Ivaylo kletterte auf den Rücken des Pferdes und schnalzte leise mit der Zunge. Der Fuchs setzte sich gemächlich in Bewegung, während Ivaylo sich weiterhin wachsam umblickte.
Erst, als er sich ein gutes Stück vom Haus entfernt und den Saum des kleinen Wäldchens erreicht hatte, bemerkte er, wie sehr er sich anspannte, und entließ einen langen, tiefen Atemzug. »Schattenwald«, sang er voller Vorfreude vor sich hin.
Er ritt in den Wald hinein und tauchte ins Herz der Dunkelheit. Zwischen den Bäumen nistete finstere Nacht. Der Fuchs setzte achtsam die Hufe voreinander und bewegte unruhig den Kopf. Tierlaute begleiteten ihren Weg, und die Schritte des Fuchses klangen dumpf auf dem weichen Boden.
Ivaylo ließ das Pferd seinen Weg allein finden und lenkte seine Aufmerksamkeit nach innen. Sie würden sicherlich nach ihm suchen, wenn er morgen weder zum Unterricht noch zum Essen erschien, aber wahrscheinlich erst gegen Abend, denn er hatte sich seit seiner Ankunft schon öfters einen halben Tag oder länger in seinem Zimmer oder im Stall vergraben. Die Spuren, die er jetzt hinterließ, waren bis dahin sicher größtenteils verschwunden oder von anderen überdeckt. Trotzdem war es besser, auch über sie noch einen Bergezauber zu legen, wenn er dafür noch Kraft genug besaß.

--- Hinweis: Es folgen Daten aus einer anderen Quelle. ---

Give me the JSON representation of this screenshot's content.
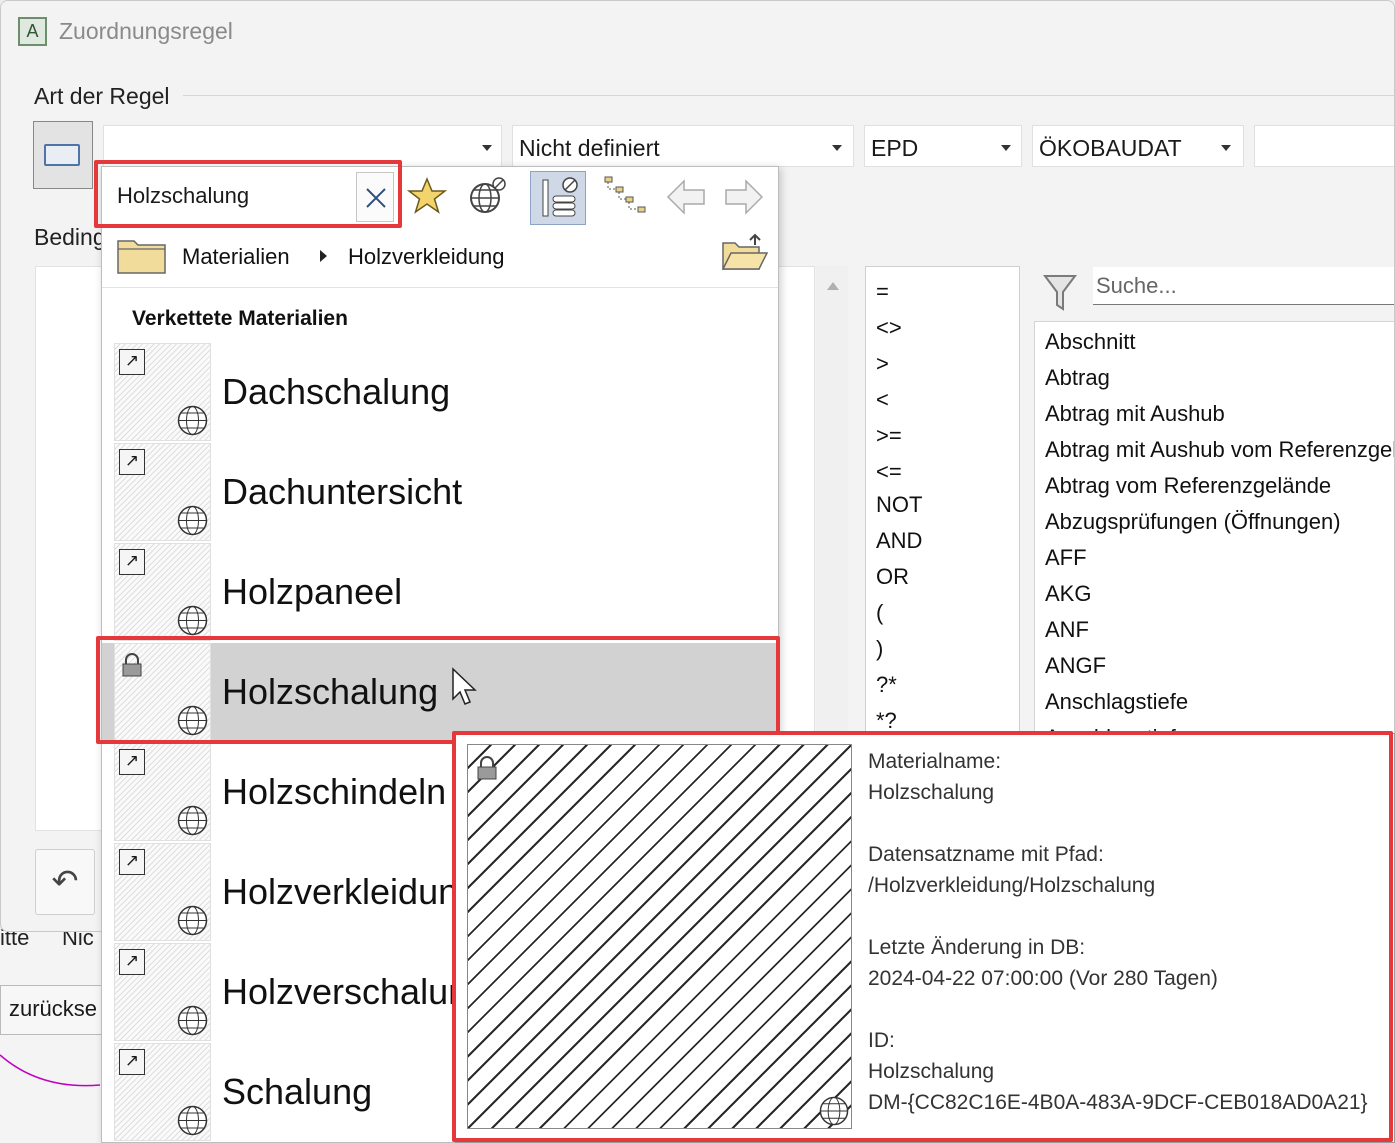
{
  "background": {
    "col_a": "itte",
    "col_b": "Nic",
    "reset_button": "zurückse"
  },
  "dialog": {
    "title": "Zuordnungsregel",
    "app_icon_letter": "A",
    "group_rule_type": "Art der Regel",
    "group_conditions": "Beding",
    "combos": [
      {
        "value": ""
      },
      {
        "value": "Nicht definiert"
      },
      {
        "value": "EPD"
      },
      {
        "value": "ÖKOBAUDAT"
      },
      {
        "value": ""
      }
    ],
    "undo_glyph": "↶",
    "operators": [
      "=",
      "<>",
      ">",
      "<",
      ">=",
      "<=",
      "NOT",
      "AND",
      "OR",
      "(",
      ")",
      "?*",
      "*?"
    ],
    "attr_search_placeholder": "Suche...",
    "attributes": [
      "Abschnitt",
      "Abtrag",
      "Abtrag mit Aushub",
      "Abtrag mit Aushub vom Referenzgelände",
      "Abtrag vom Referenzgelände",
      "Abzugsprüfungen (Öffnungen)",
      "AFF",
      "AKG",
      "ANF",
      "ANGF",
      "Anschlagstiefe",
      "Anschlagstiefe"
    ]
  },
  "browser": {
    "search_value": "Holzschalung",
    "breadcrumb": [
      "Materialien",
      "Holzverkleidung"
    ],
    "section_title": "Verkettete Materialien",
    "link_glyph": "↗",
    "materials": [
      {
        "name": "Dachschalung",
        "kind": "link"
      },
      {
        "name": "Dachuntersicht",
        "kind": "link"
      },
      {
        "name": "Holzpaneel",
        "kind": "link"
      },
      {
        "name": "Holzschalung",
        "kind": "locked",
        "selected": true
      },
      {
        "name": "Holzschindeln",
        "kind": "link"
      },
      {
        "name": "Holzverkleidung",
        "kind": "link"
      },
      {
        "name": "Holzverschalung",
        "kind": "link"
      },
      {
        "name": "Schalung",
        "kind": "link"
      }
    ]
  },
  "tooltip": {
    "material_name_label": "Materialname:",
    "material_name": "Holzschalung",
    "path_label": "Datensatzname mit Pfad:",
    "path": "/Holzverkleidung/Holzschalung",
    "changed_label": "Letzte Änderung in DB:",
    "changed": "2024-04-22 07:00:00 (Vor 280 Tagen)",
    "id_label": "ID:",
    "id_name": "Holzschalung",
    "id_guid": "DM-{CC82C16E-4B0A-483A-9DCF-CEB018AD0A21}"
  },
  "colors": {
    "highlight": "#e5383b",
    "selection": "#d2d2d2",
    "toolbar_active": "#cfd8e6"
  }
}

Er schloss die Augen, denn der Fuchs folgte auch ohne seine Führung sicher und ruhig dem Weg. Ivaylo summte eine eintönige kleine Melodie und stellte sich vor, wie der Weg zum Haus von ihren Spuren gereinigt wurde. Bepelzte Pfoten liefen über die Spur, Krallen scharrten daran herum, winzige Füße trippelten darüber hinweg, ein Katzenschwanz peitschte heftig hin und her und wischte sie aus, Vögel suchten auf ihr nach Würmern und Samen, ein Windstoß wehte Laub und trockenes Gras darüber, ein kleiner Regenschauer entlud sich am Rand des Waldes und war gleich schon wieder vom Wind getrocknet.
Ivaylo stieß den Atem aus und öffnete die Augen. Farran hätte ihm jetzt die Hand auf die Schulter gelegt und »Gut gemacht, mein Sohn« gesagt. Er blinzelte die aufsteigenden Tränen weg.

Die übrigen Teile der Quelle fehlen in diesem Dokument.